Urgroßvaters ‚gruselige‘ Schulgeschichten

Schulgeschichte – Urgroßvaters Schulgeschichten sind vielfältig, man weiß nie, ob man sich gruseln soll oder nicht

„Erzählst du uns wieder eine Geschichte von früher, Opa? Eine gruselige von der Schule wäre toll!“
Finn, Emma und ihre Cousinen, die Zwillinge Jara und Lia, sitzen vor Urgroßvater Janos’ Korbsessel auf dem Boden und erbetteln sich Geschichten von früher, als der Urgroßvater so alt war, wie sie es heute sind. Seine Schulgeschichten lieben sie besonders.
„Die gruseln so schön“, schwärmt Emma, die wie ihre Cousinen bald in die Schule kommt und deswegen schon sehr aufgeregt ist.
„Gruseln?“, staunt Mama. „Es sind doch keine Gespenstergeschichten.“
„Nein“, sagt Lia. „Gespenstergeschichten sind lange nicht so unheimlich wie Uropas Schulgeschichten.“
„Und sie kribbeln auch nicht im Bauch“, ergänzt Jara.
Mama schüttelt den Kopf. „Was erzählst du den Kindern da, Opa Janos?“, fragt sie und sie guckt dabei ein bisschen nervös.

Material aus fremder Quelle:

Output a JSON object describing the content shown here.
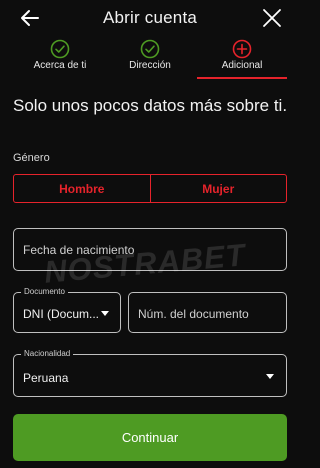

„Die Wahrheit“, knurrt der Urgroßvater. „Es sind die gleichen Geschichten, die ich auch dir damals erzählt habe, als du auf meinem Schoß herumgekrabbelt bist.“
„Ach, diese Geschichten!“ Mamas Stimme klingt gedehnt. Sie erinnert sich. Und sie denkt an das alte, halb zerfallene Schulhaus in Uropas Geburtsstädtchen, in dem acht Schulklassen in nur drei Schulräumen unterrichtet wurden. Sie denkt an die strengen Lehrer, die Rohrstöcke, die Prügelstrafen, die Kämpfe zwischen katholischen und evangelischen Schülern und an den Zaun, der mitten durch den Schulhof verlief und die Mädchen von den Jungen trennte. Es war eine strenge, düstere Zeit, die Angst macht. Man soll sie aber dennoch nicht als Vergangenes abtun und vergessen. Die Wahrheit kann manchmal eben grausamer sein als jedes noch so gruselige Märchen.
„Okay“, sagt Mama nun und setzt sich zu den Kindern auf den Boden. „Erzähle uns von deiner Schulzeit!“
Und während Finn, Emma, Jara und Lia vor Vorfreude in die Hände klatschen, zwinkert sie Urgroßvater Janos zu. Der zwinkert zurück und dann erzählt er ihnen viele kleine Geschichten von lustigen Streichen, die sie ihren Lehrern gespielt hatten, von Sportfesten, von Vorlese-Wettkämpfen und Schulfeiern, von Maikäferwochen, Kartoffelkäfersammeltagen und Kartoffelernten, von Ernteferien und Stoppelfeldzeiten mit der ganzen Schule, von netten und weniger netten Schulkameraden und vom Lehrer Fritzl, der ein besonders komischer Mann gewesen war und über den man oft so viel lachen konnte. Gruselig sind diese Geschichten alle nicht. Nicht in den Augen von Urgroßvater Janos, der dem Leben schon immer lieber ein lachendes Gewand ins Gesicht malt.